Le Franco-Libano-Brésilien y a trouvé refuge, le Liban n'extradant pas ses ressortissants. Il est également contraint d'y rester, le Liban lui ayant interdit de voyager en raison des poursuites japonaises.

Cette situation géographique, loin de la France, a compliqué le travail des enquêteurs à Nanterre.

Après avoir dû se rendre à Beyrouth pour l'entendre en juin 2021, le juge d'instruction de Nanterre a essayé, à plusieurs reprises, de notifier ses charges à M. Ghosn, notamment en le convoquant. Mais celui-ci a opposé son interdiction de sortir du Liban, le contraignant à émettre un mandat d'arrêt.

Depuis, la justice libanaise a interrogé Carlos Ghosn, sans l'interpeller.

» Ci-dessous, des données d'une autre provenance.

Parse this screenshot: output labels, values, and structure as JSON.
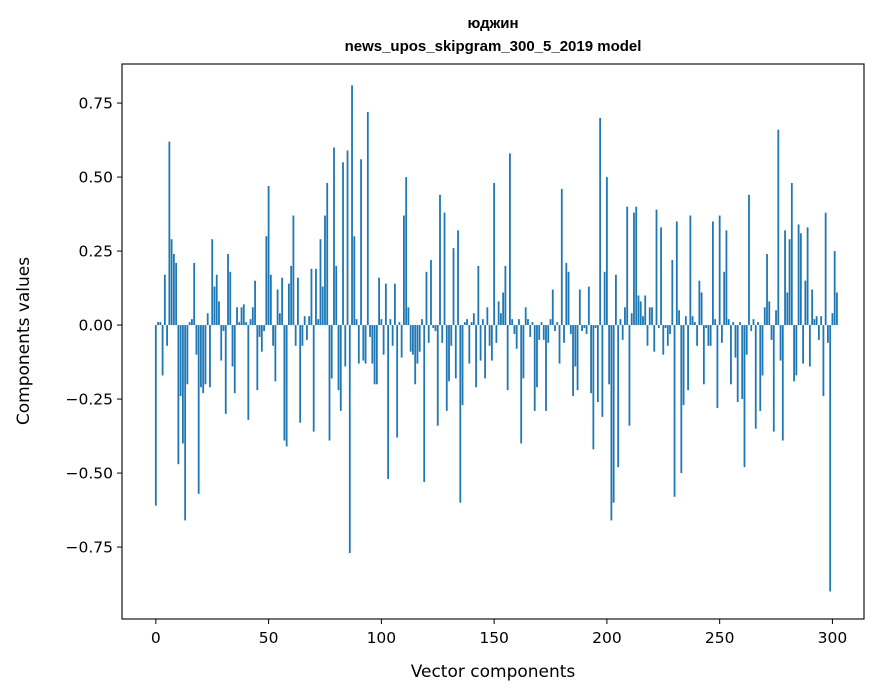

Une source au parquet libanais a indiqué à l'AFP avoir plutôt demandé à la France de lui transmettre le dossier concernant M. Ghosn.

L'ancien PDG est aussi visé, en France, par une information judiciaire à Paris portant sur les contrats passés par une filiale de Renault Nissan, RNBV.

La juge chargée de cette enquête l'a convoqué le 19 mai dernier pour un interrogatoire de première comparution, mais ce dernier a justifié, une nouvelle fois, son absence par son interdiction de quitter le Liban.